In dit boek beschreef hij hoe hij vanwege deze handicap zo nu en dan mensen uit de weg ging. Direct communiceren met hen kon hij toch niet. Desondanks was Witte een veelgevraagd spreker. Hij gaf tal van lezingen en sprak ook geregeld op voordrachtavonden van tuinbouwverenigingen in den lande. Daarnaast bezocht hij geregeld vergaderingen. Aan discussies nam hij dan deel op basis van korte aantekeningen die iemand naast hem maakte. Desondanks werd er naar hem geluisterd en werd er rekening met hem gehouden.
Te Bennekom behoorde hij tot die velen die zich in het laatste kwart van de 19de en het begin van de 20ste eeuw voor een prettige levensavond op de Veluwe vestigden. De in die tijd gebouwde villa’s getuigen er nog van. Anders dan vele anderen ging Witte niet stil zitten. Hij bleef volop publiceren in plant- en tuinbouwkundige bladen. Ook schreef hij in Bennekom nog enkele romans, waaronder de eerder genoemde De Terpenberg, waarin de ter plekke bekende lezers gemakkelijk de Bennekomse Hullenberg zullen herkennen.
Heel belangrijk voor de toeristische ontwikkeling van de streek, en van Bennekom in het bijzonder, is het geweest dat Witte in 1901 een drietal artikelen over Bennekom en omgeving schreef voor het toenmaals populaire blad Eigen Haard.
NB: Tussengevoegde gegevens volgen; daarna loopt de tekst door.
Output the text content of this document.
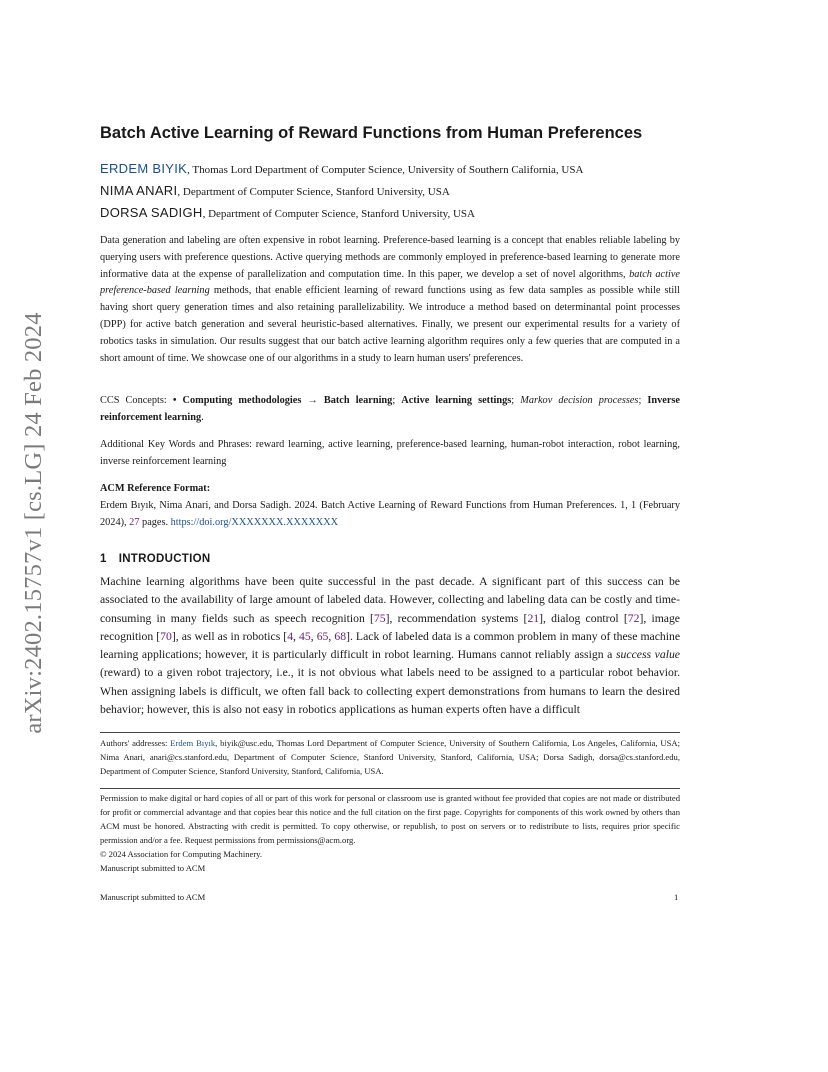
arXiv:2402.15757v1 [cs.LG] 24 Feb 2024
Batch Active Learning of Reward Functions from Human Preferences
ERDEM BIYIK, Thomas Lord Department of Computer Science, University of Southern California, USA
NIMA ANARI, Department of Computer Science, Stanford University, USA
DORSA SADIGH, Department of Computer Science, Stanford University, USA
Data generation and labeling are often expensive in robot learning. Preference-based learning is a concept that enables reliable labeling by querying users with preference questions. Active querying methods are commonly employed in preference-based learning to generate more informative data at the expense of parallelization and computation time. In this paper, we develop a set of novel algorithms, batch active preference-based learning methods, that enable efficient learning of reward functions using as few data samples as possible while still having short query generation times and also retaining parallelizability. We introduce a method based on determinantal point processes (DPP) for active batch generation and several heuristic-based alternatives. Finally, we present our experimental results for a variety of robotics tasks in simulation. Our results suggest that our batch active learning algorithm requires only a few queries that are computed in a short amount of time. We showcase one of our algorithms in a study to learn human users' preferences.
CCS Concepts: • Computing methodologies → Batch learning; Active learning settings; Markov decision processes; Inverse reinforcement learning.
Additional Key Words and Phrases: reward learning, active learning, preference-based learning, human-robot interaction, robot learning, inverse reinforcement learning
ACM Reference Format:
Erdem Bıyık, Nima Anari, and Dorsa Sadigh. 2024. Batch Active Learning of Reward Functions from Human Preferences. 1, 1 (February 2024), 27 pages. https://doi.org/XXXXXXX.XXXXXXX
1 INTRODUCTION
Machine learning algorithms have been quite successful in the past decade. A significant part of this success can be associated to the availability of large amount of labeled data. However, collecting and labeling data can be costly and time-consuming in many fields such as speech recognition [75], recommendation systems [21], dialog control [72], image recognition [70], as well as in robotics [4, 45, 65, 68]. Lack of labeled data is a common problem in many of these machine learning applications; however, it is particularly difficult in robot learning. Humans cannot reliably assign a success value (reward) to a given robot trajectory, i.e., it is not obvious what labels need to be assigned to a particular robot behavior. When assigning labels is difficult, we often fall back to collecting expert demonstrations from humans to learn the desired behavior; however, this is also not easy in robotics applications as human experts often have a difficult
Authors' addresses: Erdem Bıyık, biyik@usc.edu, Thomas Lord Department of Computer Science, University of Southern California, Los Angeles, California, USA; Nima Anari, anari@cs.stanford.edu, Department of Computer Science, Stanford University, Stanford, California, USA; Dorsa Sadigh, dorsa@cs.stanford.edu, Department of Computer Science, Stanford University, Stanford, California, USA.
Permission to make digital or hard copies of all or part of this work for personal or classroom use is granted without fee provided that copies are not made or distributed for profit or commercial advantage and that copies bear this notice and the full citation on the first page. Copyrights for components of this work owned by others than ACM must be honored. Abstracting with credit is permitted. To copy otherwise, or republish, to post on servers or to redistribute to lists, requires prior specific permission and/or a fee. Request permissions from permissions@acm.org.
© 2024 Association for Computing Machinery.
Manuscript submitted to ACM
Manuscript submitted to ACM	1
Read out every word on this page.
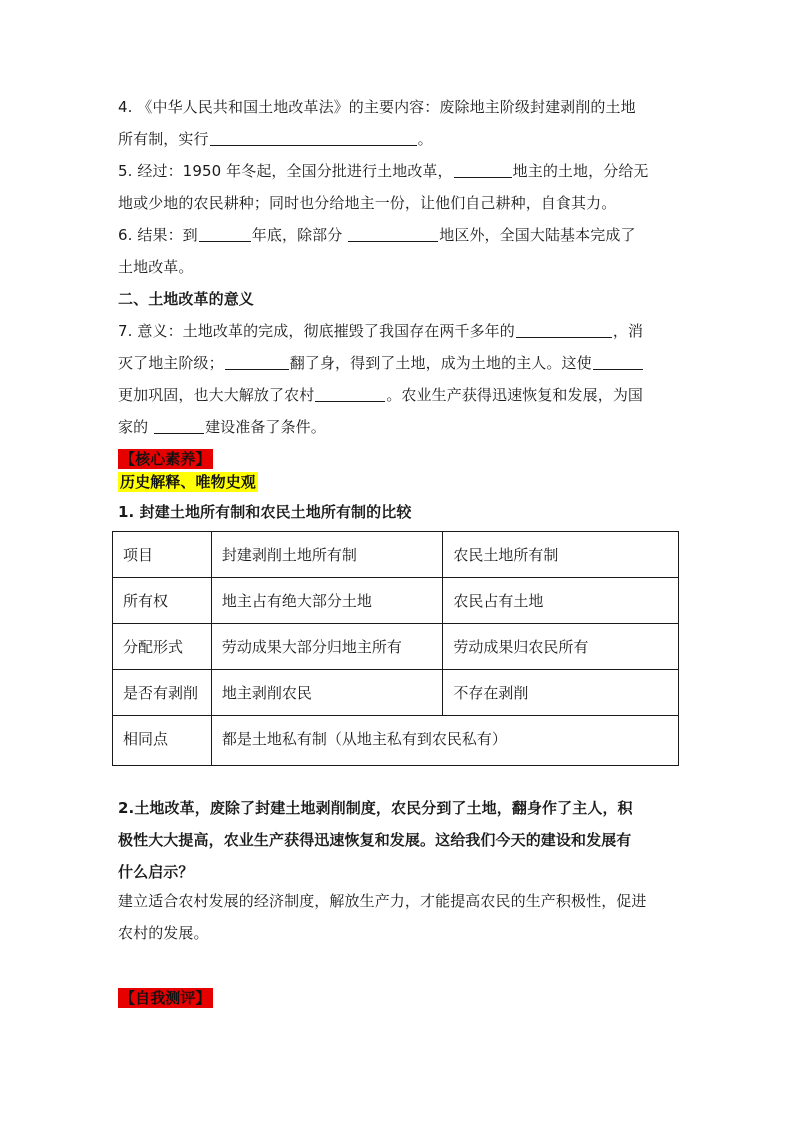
4. 《中华人民共和国土地改革法》的主要内容：废除地主阶级封建剥削的土地
所有制，实行	。
5. 经过：1950 年冬起，全国分批进行土地改革，	地主的土地，分给无
地或少地的农民耕种；同时也分给地主一份，让他们自己耕种，自食其力。
6. 结果：到	年底，除部分	地区外，全国大陆基本完成了
土地改革。
二、土地改革的意义
7. 意义：土地改革的完成，彻底摧毁了我国存在两千多年的	，消
灭了地主阶级；	翻了身，得到了土地，成为土地的主人。这使
更加巩固，也大大解放了农村	。农业生产获得迅速恢复和发展，为国
家的	建设准备了条件。
【核心素养】
历史解释、唯物史观
1. 封建土地所有制和农民土地所有制的比较
项目	封建剥削土地所有制	农民土地所有制
所有权	地主占有绝大部分土地	农民占有土地
分配形式	劳动成果大部分归地主所有	劳动成果归农民所有
是否有剥削	地主剥削农民	不存在剥削
相同点	都是土地私有制（从地主私有到农民私有）	
2.土地改革，废除了封建土地剥削制度，农民分到了土地，翻身作了主人，积
极性大大提高，农业生产获得迅速恢复和发展。这给我们今天的建设和发展有
什么启示？
建立适合农村发展的经济制度，解放生产力，才能提高农民的生产积极性，促进
农村的发展。
【自我测评】
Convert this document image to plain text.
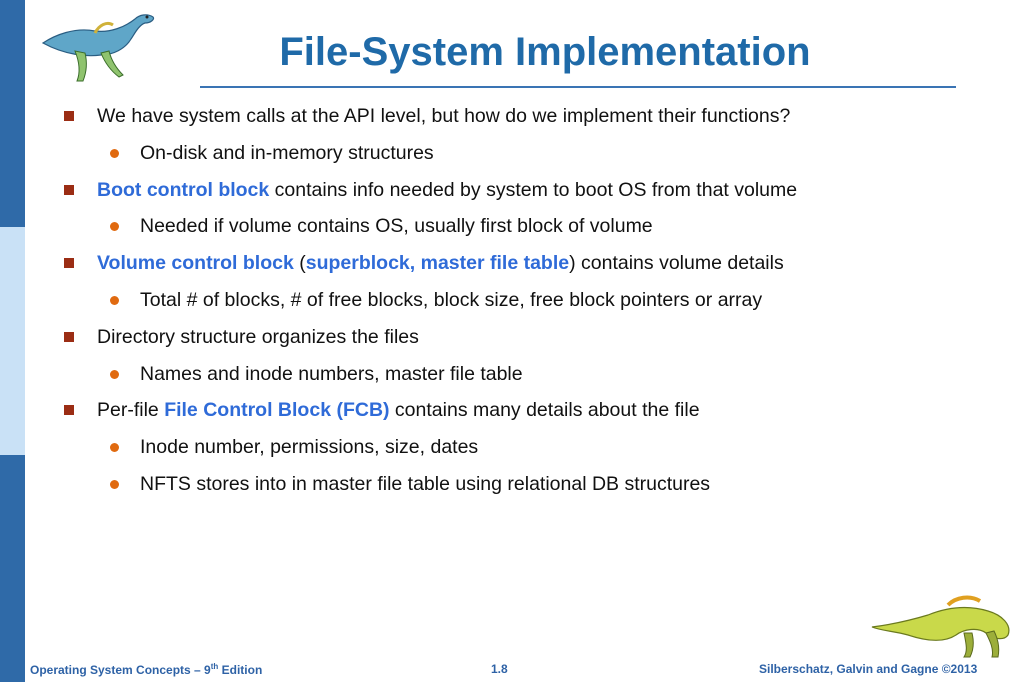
File-System Implementation
We have system calls at the API level, but how do we implement their functions?
On-disk and in-memory structures
Boot control block contains info needed by system to boot OS from that volume
Needed if volume contains OS, usually first block of volume
Volume control block (superblock, master file table) contains volume details
Total # of blocks, # of free blocks, block size, free block pointers or array
Directory structure organizes the files
Names and inode numbers, master file table
Per-file File Control Block (FCB) contains many details about the file
Inode number, permissions, size, dates
NFTS stores into in master file table using relational DB structures
Operating System Concepts – 9th Edition	1.8	Silberschatz, Galvin and Gagne ©2013
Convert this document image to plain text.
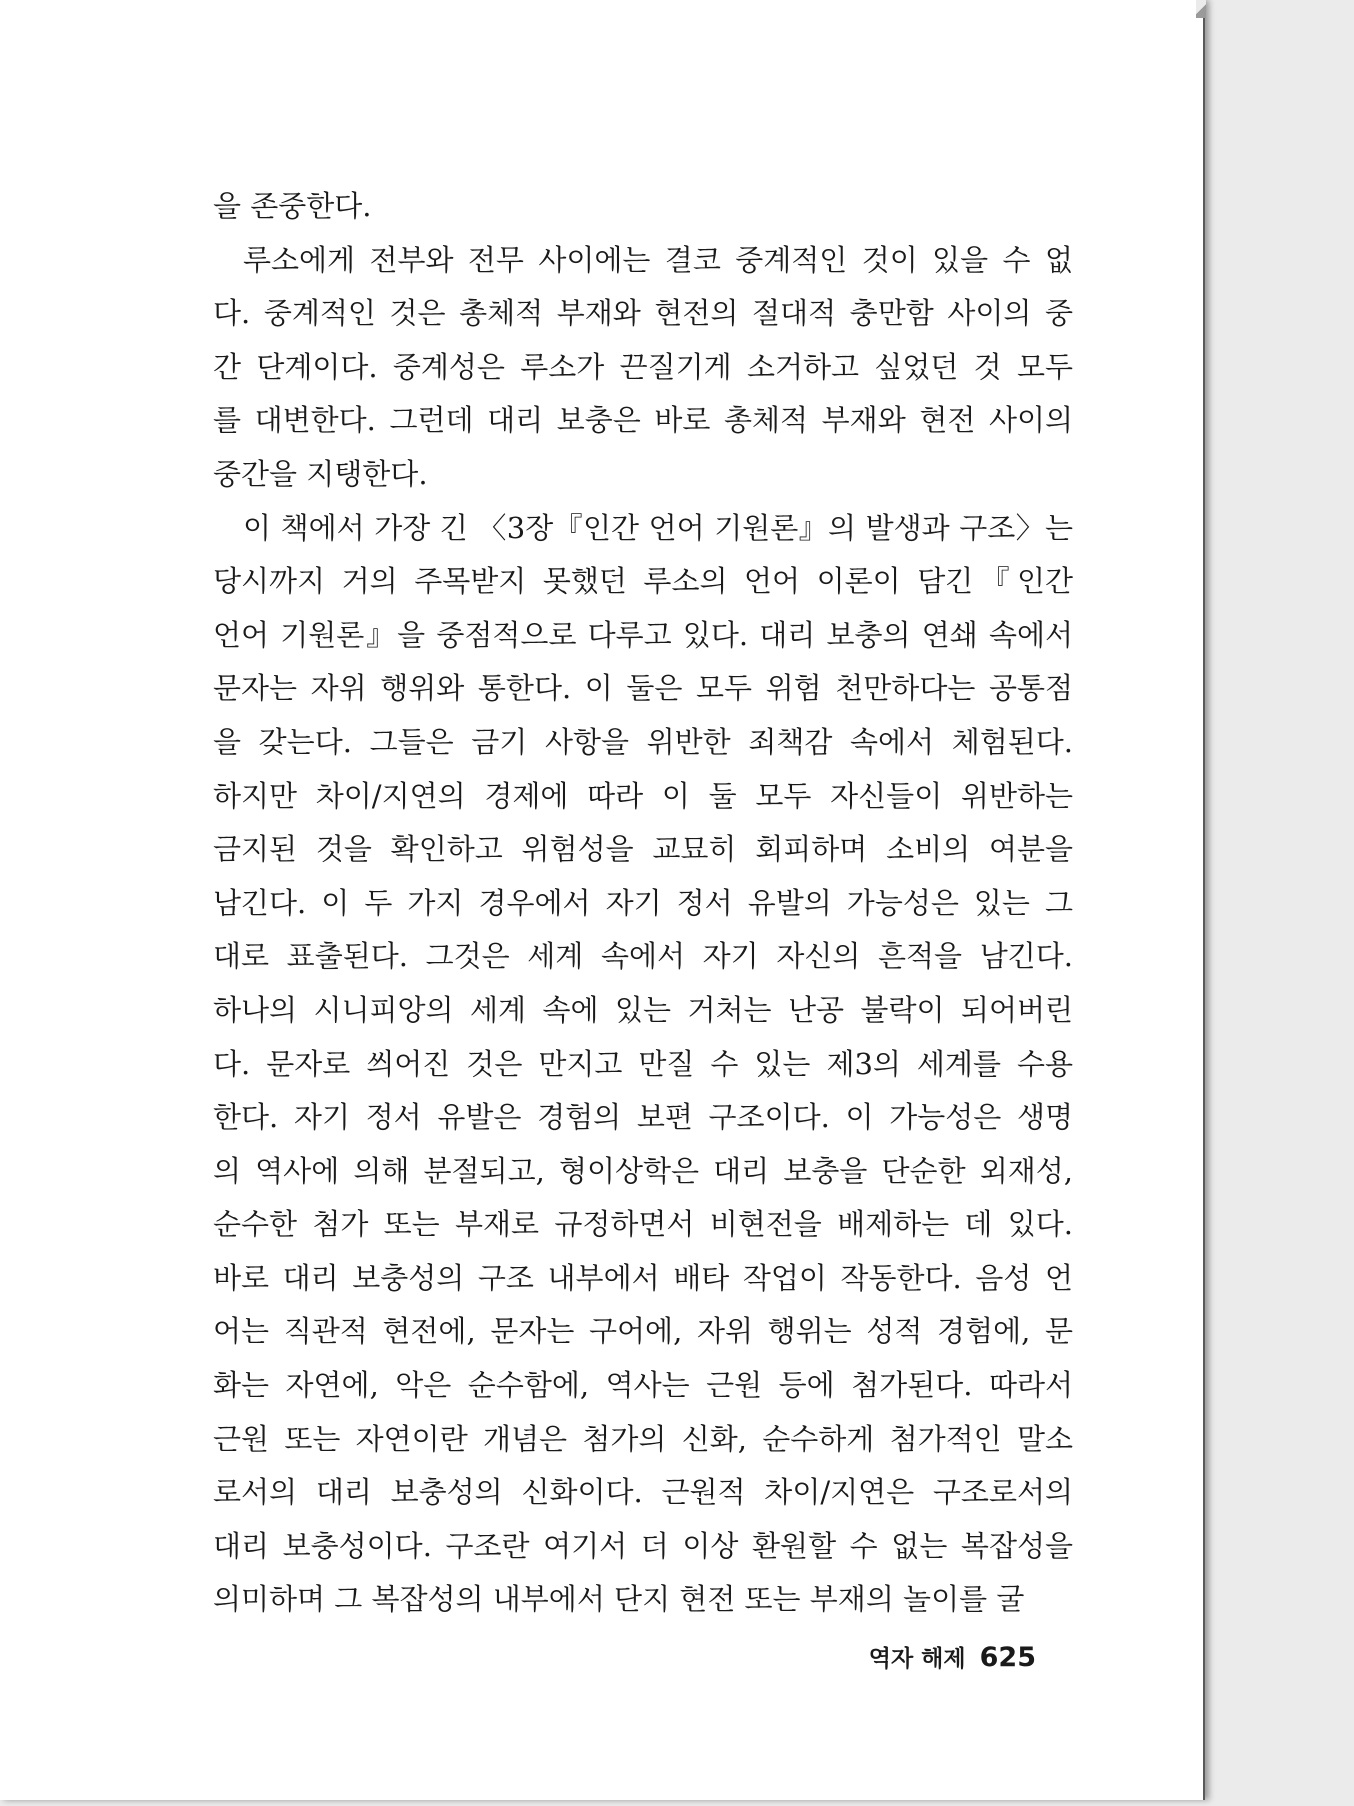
을 존중한다.
루소에게 전부와 전무 사이에는 결코 중계적인 것이 있을 수 없
다. 중계적인 것은 총체적 부재와 현전의 절대적 충만함 사이의 중
간 단계이다. 중계성은 루소가 끈질기게 소거하고 싶었던 것 모두
를 대변한다. 그런데 대리 보충은 바로 총체적 부재와 현전 사이의
중간을 지탱한다.
이 책에서 가장 긴 〈3장『인간 언어 기원론』의 발생과 구조〉는
당시까지 거의 주목받지 못했던 루소의 언어 이론이 담긴『인간
언어 기원론』을 중점적으로 다루고 있다. 대리 보충의 연쇄 속에서
문자는 자위 행위와 통한다. 이 둘은 모두 위험 천만하다는 공통점
을 갖는다. 그들은 금기 사항을 위반한 죄책감 속에서 체험된다.
하지만 차이/지연의 경제에 따라 이 둘 모두 자신들이 위반하는
금지된 것을 확인하고 위험성을 교묘히 회피하며 소비의 여분을
남긴다. 이 두 가지 경우에서 자기 정서 유발의 가능성은 있는 그
대로 표출된다. 그것은 세계 속에서 자기 자신의 흔적을 남긴다.
하나의 시니피앙의 세계 속에 있는 거처는 난공 불락이 되어버린
다. 문자로 씌어진 것은 만지고 만질 수 있는 제3의 세계를 수용
한다. 자기 정서 유발은 경험의 보편 구조이다. 이 가능성은 생명
의 역사에 의해 분절되고, 형이상학은 대리 보충을 단순한 외재성,
순수한 첨가 또는 부재로 규정하면서 비현전을 배제하는 데 있다.
바로 대리 보충성의 구조 내부에서 배타 작업이 작동한다. 음성 언
어는 직관적 현전에, 문자는 구어에, 자위 행위는 성적 경험에, 문
화는 자연에, 악은 순수함에, 역사는 근원 등에 첨가된다. 따라서
근원 또는 자연이란 개념은 첨가의 신화, 순수하게 첨가적인 말소
로서의 대리 보충성의 신화이다. 근원적 차이/지연은 구조로서의
대리 보충성이다. 구조란 여기서 더 이상 환원할 수 없는 복잡성을
의미하며 그 복잡성의 내부에서 단지 현전 또는 부재의 놀이를 굴
역자 해제 625
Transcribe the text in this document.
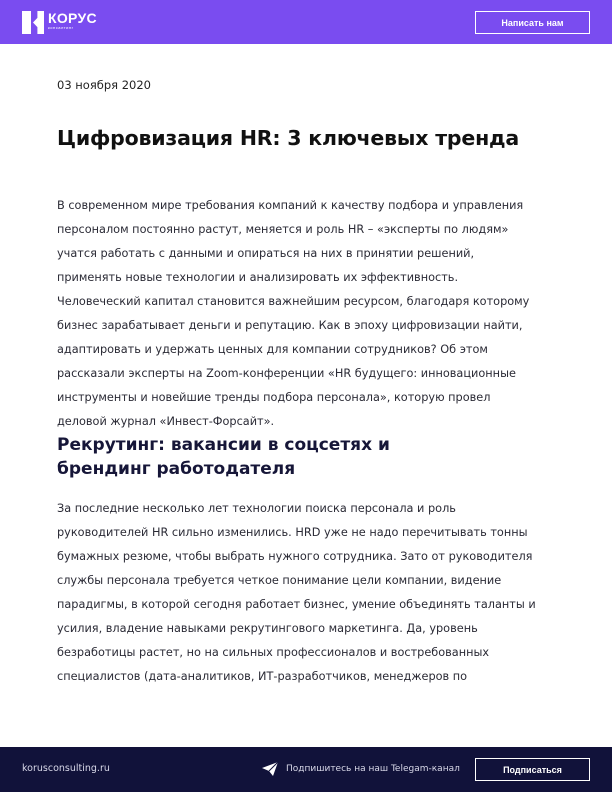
КОРУС
консалтинг	Написать нам
03 ноября 2020
Цифровизация HR: 3 ключевых тренда
В современном мире требования компаний к качеству подбора и управления
персоналом постоянно растут, меняется и роль HR – «эксперты по людям»
учатся работать с данными и опираться на них в принятии решений,
применять новые технологии и анализировать их эффективность.
Человеческий капитал становится важнейшим ресурсом, благодаря которому
бизнес зарабатывает деньги и репутацию. Как в эпоху цифровизации найти,
адаптировать и удержать ценных для компании сотрудников? Об этом
рассказали эксперты на Zoom-конференции «HR будущего: инновационные
инструменты и новейшие тренды подбора персонала», которую провел
деловой журнал «Инвест-Форсайт».
Рекрутинг: вакансии в соцсетях и
брендинг работодателя
За последние несколько лет технологии поиска персонала и роль
руководителей HR сильно изменились. HRD уже не надо перечитывать тонны
бумажных резюме, чтобы выбрать нужного сотрудника. Зато от руководителя
службы персонала требуется четкое понимание цели компании, видение
парадигмы, в которой сегодня работает бизнес, умение объединять таланты и
усилия, владение навыками рекрутингового маркетинга. Да, уровень
безработицы растет, но на сильных профессионалов и востребованных
специалистов (дата-аналитиков, ИТ-разработчиков, менеджеров по
korusconsulting.ru	Подпишитесь на наш Telegam-канал	Подписаться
Deze artikelen werden in 1902 gevolgd door een aparte uitgave: Bennekom’s omstreken. Hierin wordt de ruime omgeving van Bennekom uitvoerig besproken en worden suggesties voor wandelingen gedaan. Vele hotelgasten zullen er in die tijd profijt van hebben getrokken.
Witte heeft tijdens zijn leven veel waardering genoten. Zo werd hij in Nederland benoemd tot ridder in de Orde van Oranje-Nassau; ter gelegenheid van zijn tachtigste verjaardag zou hij nog bevorderd worden tot officier in diezelfde orde. Buitenlandse onderscheidingen die hem ten deel vielen waren onder meer: het ridderschap in de Keizerlijk-Oostenrijkse Franz Joseph Orde en het ridderschap in de Spaanse Orde van Isabella la Catholica. Daarnaast was hij erelid of corresponderend lid van een groot aantal binnen- en buitenlandse verenigingen en organisaties op het gebied van tuinbouw en plantkunde. Hij overleed op 9 januari 1917 te Bennekom en werd vier dagen later, vanuit de Leidse Hortus, begraven in een familiegraf op de eveneens Leidse begraafplaats Groenesteeg.